After collecting hundreds and hundreds of them, we started Balloon Brigade to bring more awareness to the issue of plastic pollution in our oceans. We chose balloons to be the poster child partly because of the world of design possibilities they open up.
Communication and design around many socially responsible causes is very gloom & doom. Balloons provided a natural way to make conservation fun. Good design thrives in tension. The shiny, happy-faced balloons we all love juxtaposed against the horrible consequences they can have, was a rich area for intriguing design we were immediately attracted to.
Given the confluence of events and challenges our society now faces, does 2021 present any special opportunities, urgencies, obstacles to designing for good?
Relevancy and leadership are marketable assets in the agency world. The speed and scale of social changes in the last 20 years has forced all of us to adapt, even more so for designers who want to stay relevant at leading agencies within that larger social context.
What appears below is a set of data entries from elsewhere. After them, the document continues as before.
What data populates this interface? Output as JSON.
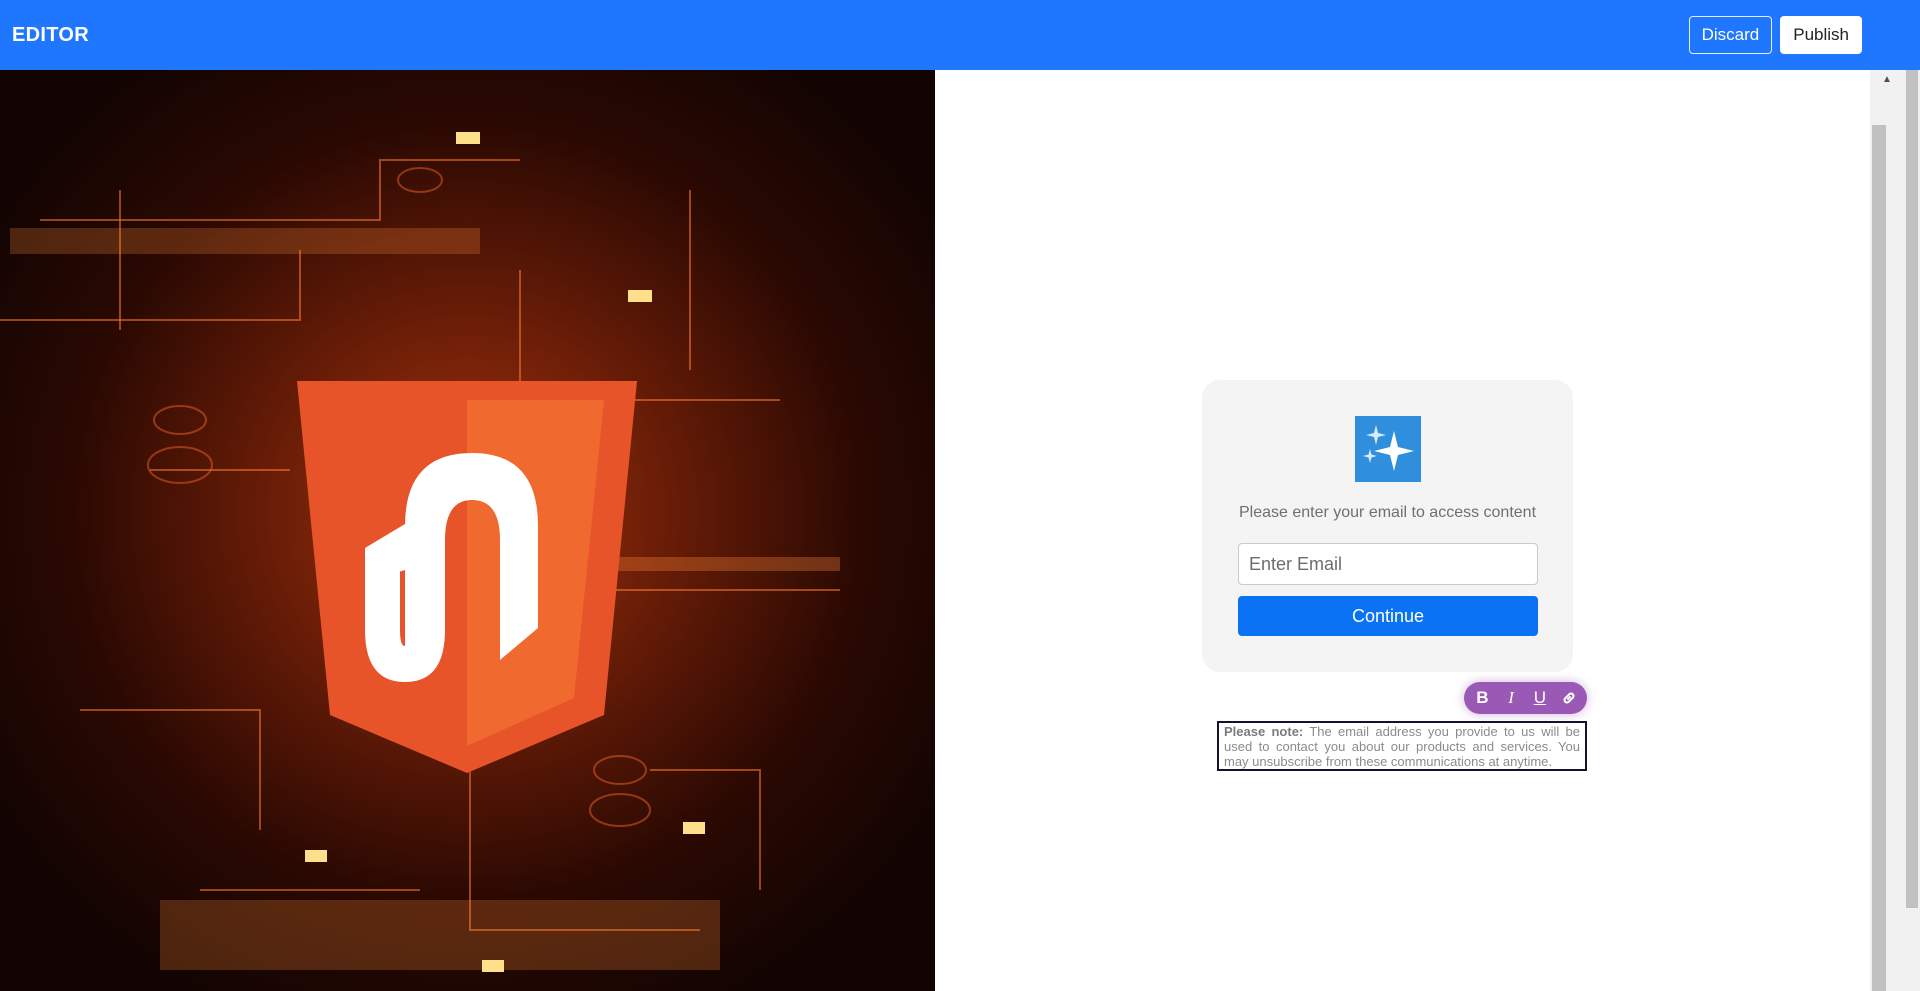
{
  "topbar": {
    "title": "EDITOR",
    "discard_label": "Discard",
    "publish_label": "Publish",
    "background": "#1f76ff"
  },
  "hero_image": {
    "description_icon": "logo-hexagon-shield",
    "accent": "#e8542a"
  },
  "card": {
    "icon": "sparkles-icon",
    "prompt": "Please enter your email to access content",
    "email_placeholder": "Enter Email",
    "email_value": "",
    "continue_label": "Continue",
    "button_color": "#0a73f5"
  },
  "format_toolbar": {
    "bold_label": "B",
    "italic_label": "I",
    "underline_label": "U",
    "link_icon": "link-icon",
    "color": "#9b59b6"
  },
  "note": {
    "strong": "Please note:",
    "text": " The email address you provide to us will be used to contact you about our products and services. You may unsubscribe from these communications at anytime."
  }
}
And now, in a world still moving slowly toward a post-pandemic state, design is perhaps more important than ever. Design can help calm fears. Design can promote optimism. Design can educate, entertain, and encourage actions that can help us get there more quickly. From infographics that help make everything easier to understand to posters for a local band’s outdoor show that make you feel like normalcy is finally returning. Design can communicate in ways words alone can’t. Right now, clear, concise, sensible, well-designed communication is as urgent as it gets.
Looking ahead to 2022, there are obstacles to collaboration, which is often part of design, but there are no obstacles to design itself. Even the interface on the video chats we use to interact with each other needs to be designed by someone. The one with the best design, will probably be the one that wins. For a planet to be as beautiful as ours, that’s a rule that’s probably always been true.